Monday, September 06, 2004

Mark's Mailbag

Hey Mark, I'm pretty sure a guy from Japan won a qualifying heat while in lane 8.
Sorry can't remember the stroke. Regarding women's gymnastics, if you give a bunch of teenage girls some money you can be sure SOME of it will be spent on makeup. -- Richard, (parts unknown)

Response: I believe it was Jean-Paul Sartre that once said, "If you can't remember something, did it really happen?" Of course, he probably said it in French. As for makeup, I'm guessing the plane to Athens had a stopover in Newark.

I'm sorry but the only thing you said right in that Madden article is that they should bring back Boomer. He was the only one with the [cajones] to correct some of Al Michaels mistakes. He makes a lot of them and nobody says a thing to him. They probably forced boomer off the show because he was making Al look dumb. Al is the one who needs to go. His time is over. -- Anthony Sosa, New Jersey

Response: And, and, and, and that's the thing. If you're not going to agree with me, then you're going to disagree with me. The removal of Al Michaels would require a miracle, one that I simply can't believe.

I think Joe Namath should be on MNF. In fact, I think I am going to buy a Namath throwback jersey and ask random [women] if they would kiss me. -- Steve, New York

Response: Forget the jersey. Get a full-length mink coat and 1973 pink-tinted sunglasses and walk around saying, "This is big plaaaaay for the Jets." You'll be just as successful in your quest for smooching with chicks.

Dear Mark: I'm working for the summer in Italy, and dearly miss New York sports, New York life, and long for New York customer service ineptitude (Italy's is by
far among the world's worst). I read the NY papers every morning (90% of the time is devoted to the sports sections) to see if the Jets or Knicks might be closer to an elusive championship, only to be greeted with mockery and cynicism of a bunch of
armchair quarterbacks and courtside columnists. So I clicked on "empathizing with Isiah," and loved it - i looked at your other columns as well - fantastic stuff! I enjoyed your J-E-T-S morning. The "7:15 - 'oh hell no!' " was pulitzer-worthy. -- Neil, U.S. Embassy in Rome

Response: How do you say, "I'm a sucker for praise and accolades" in Italian?

The Jankees aren’t going to be around for Game 5. Pitching wins playoff games, and frankly, Legs could do a better job than 2/3 of the staff right now. Oh, by the way, tell those idiots to STOP writing about hockey. Nobody cares…

Steve, New York

Response: Your disdain for hockey makes me think you're an intelligent person. Just like Sonny says in "A Bronx Tale," "Nobody cares." Except for the Canadians who migrated to our fine country and those three drunk dudes in the back of Charley O's at Penn Station wearing tethered Ron Greschner jerseys after another Rangers loss. As for those Yankees, El Duque is the Game 1 starter, Game 2 set-up man, Game 3 long-man, Game 4 starter and Game 5 whatever they need.

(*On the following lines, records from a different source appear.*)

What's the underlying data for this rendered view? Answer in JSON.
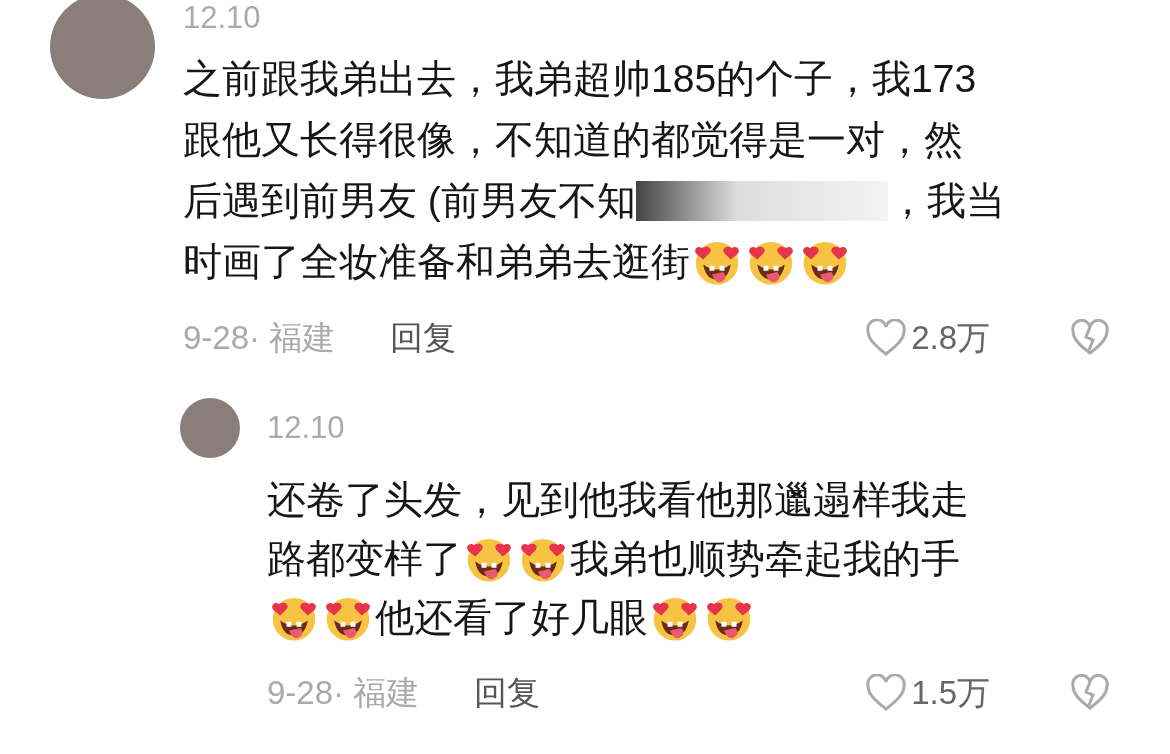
{
  "comments": [
    {
      "time": "12.10",
      "lines": [
        [
          {
            "kind": "text",
            "text": "之前跟我弟出去，我弟超帅185的个子，我173"
          }
        ],
        [
          {
            "kind": "text",
            "text": "跟他又长得很像，不知道的都觉得是一对，然"
          }
        ],
        [
          {
            "kind": "text",
            "text": "后遇到前男友 (前男友不知"
          },
          {
            "kind": "redacted"
          },
          {
            "kind": "text",
            "text": "，我当"
          }
        ],
        [
          {
            "kind": "text",
            "text": "时画了全妆准备和弟弟去逛街"
          },
          {
            "kind": "emoji"
          },
          {
            "kind": "emoji"
          },
          {
            "kind": "emoji"
          }
        ]
      ],
      "date_place": "9-28· 福建",
      "reply": "回复",
      "likes": "2.8万",
      "reply_level": false
    },
    {
      "time": "12.10",
      "lines": [
        [
          {
            "kind": "text",
            "text": "还卷了头发，见到他我看他那邋遢样我走"
          }
        ],
        [
          {
            "kind": "text",
            "text": "路都变样了"
          },
          {
            "kind": "emoji"
          },
          {
            "kind": "emoji"
          },
          {
            "kind": "text",
            "text": "我弟也顺势牵起我的手"
          }
        ],
        [
          {
            "kind": "emoji"
          },
          {
            "kind": "emoji"
          },
          {
            "kind": "text",
            "text": "他还看了好几眼"
          },
          {
            "kind": "emoji"
          },
          {
            "kind": "emoji"
          }
        ]
      ],
      "date_place": "9-28· 福建",
      "reply": "回复",
      "likes": "1.5万",
      "reply_level": true
    }
  ]
}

First of all, Drago said that Rocky was like a piece of iron, not steel. Secondly, I cannot believe that that you did not mention the similarities between Richard Jefferson and the robot Paulie gets for his birthday, before paulie gives it an overhaul. Both are stiff robotic, slow, and basically useless at this point in time. HAPPY BIRTHDAY PAULIE (weird syntho-pop playing from the stereo). Finally, Okefor is Rocky's kid - too young, has no purpose except to get in the way, and when he asks Rocky (Iverson) why he takes so many shots, the response is "I shoot so you don't have to."

Tim, New York

Response: Pure genius. I should have not included this e-mail in this mailbag because the powers that be might want to hire you instead of me. The world may need ditch-diggers, but I have a herniated disc in my back, so I wouldn't be effective. Please keep reading this column, but I'm not sure if I can keep taking these jabs to the face.

That wraps up our first mailbag of the season. No animals were harmed in the writing of this mailbag. The next one will post when I receive enough intelligent e-mails in which to respond.